Irgendwann haben wir „Siegerstück“ gesagt. Aber irgendwie sind die acht schon Siegerstücke, und da haben wir uns schwer getan. Einer hat aber tatsächlich die Chance auf den Gewinn von 5.000 Euro von der Stadt, gefördert von der Sparkasse, und dass sein Werk in der nächsten Spielzeit uraufgeführt wird. Es gibt aber immerhin noch einen Publikumspreis und 1.000 Euro, die die Theaterfreunde zur Verfügung stellen. Und vielleicht ist das ja dann ein anderer, so dass wenigstens zwei ein bisschen was – außer der Chance, sich vorzustellen – mit nach Hause nehmen.
Was war schwieriger: die Stücke zu lesen oder den Tag zu organisieren?
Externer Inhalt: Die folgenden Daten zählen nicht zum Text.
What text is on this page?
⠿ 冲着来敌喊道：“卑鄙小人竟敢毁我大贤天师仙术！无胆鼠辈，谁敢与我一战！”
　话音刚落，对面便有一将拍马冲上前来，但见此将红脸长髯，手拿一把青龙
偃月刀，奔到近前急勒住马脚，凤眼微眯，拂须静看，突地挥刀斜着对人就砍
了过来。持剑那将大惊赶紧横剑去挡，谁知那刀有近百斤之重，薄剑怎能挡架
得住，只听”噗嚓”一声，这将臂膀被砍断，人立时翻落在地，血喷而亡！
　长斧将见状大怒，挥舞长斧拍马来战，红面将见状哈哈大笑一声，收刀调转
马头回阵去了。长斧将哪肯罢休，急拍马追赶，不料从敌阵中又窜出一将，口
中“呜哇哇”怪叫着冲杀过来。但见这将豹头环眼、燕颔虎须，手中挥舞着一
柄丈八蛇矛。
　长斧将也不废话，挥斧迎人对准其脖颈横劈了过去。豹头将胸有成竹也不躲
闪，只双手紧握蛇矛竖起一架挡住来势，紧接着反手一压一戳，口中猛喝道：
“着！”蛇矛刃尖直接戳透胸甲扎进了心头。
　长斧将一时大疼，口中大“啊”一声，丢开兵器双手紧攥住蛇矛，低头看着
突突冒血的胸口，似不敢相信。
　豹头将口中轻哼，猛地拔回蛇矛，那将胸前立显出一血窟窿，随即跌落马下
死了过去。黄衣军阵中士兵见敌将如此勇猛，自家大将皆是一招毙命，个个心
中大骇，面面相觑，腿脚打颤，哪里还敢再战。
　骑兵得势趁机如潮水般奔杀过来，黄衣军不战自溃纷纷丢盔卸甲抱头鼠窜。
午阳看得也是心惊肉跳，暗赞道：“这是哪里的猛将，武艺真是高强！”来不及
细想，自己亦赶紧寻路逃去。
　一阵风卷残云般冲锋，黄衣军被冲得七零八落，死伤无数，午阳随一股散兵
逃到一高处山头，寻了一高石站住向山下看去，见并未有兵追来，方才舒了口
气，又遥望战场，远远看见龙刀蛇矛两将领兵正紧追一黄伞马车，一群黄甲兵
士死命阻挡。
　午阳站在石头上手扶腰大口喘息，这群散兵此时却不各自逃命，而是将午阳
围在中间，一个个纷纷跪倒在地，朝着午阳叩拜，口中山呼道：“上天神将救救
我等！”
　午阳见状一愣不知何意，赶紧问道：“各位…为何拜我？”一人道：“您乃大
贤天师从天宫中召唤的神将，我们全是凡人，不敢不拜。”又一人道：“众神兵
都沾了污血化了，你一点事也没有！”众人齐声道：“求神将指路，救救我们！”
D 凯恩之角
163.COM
Eine super Frage. Da wir gerade damit beschäftigt sind, den Tag zu organisieren – ich sag nur Besetzungen – würde ich jetzt natürlich behaupten, es ist das Organisieren des Tages. Aber die 170 Stücke lesen, das war schon der Wahnsinn. Weil wir ja auch noch einen Spielplan machen und Stücke betreuen müssen. Also irgendwie macht es keinen Unterschied.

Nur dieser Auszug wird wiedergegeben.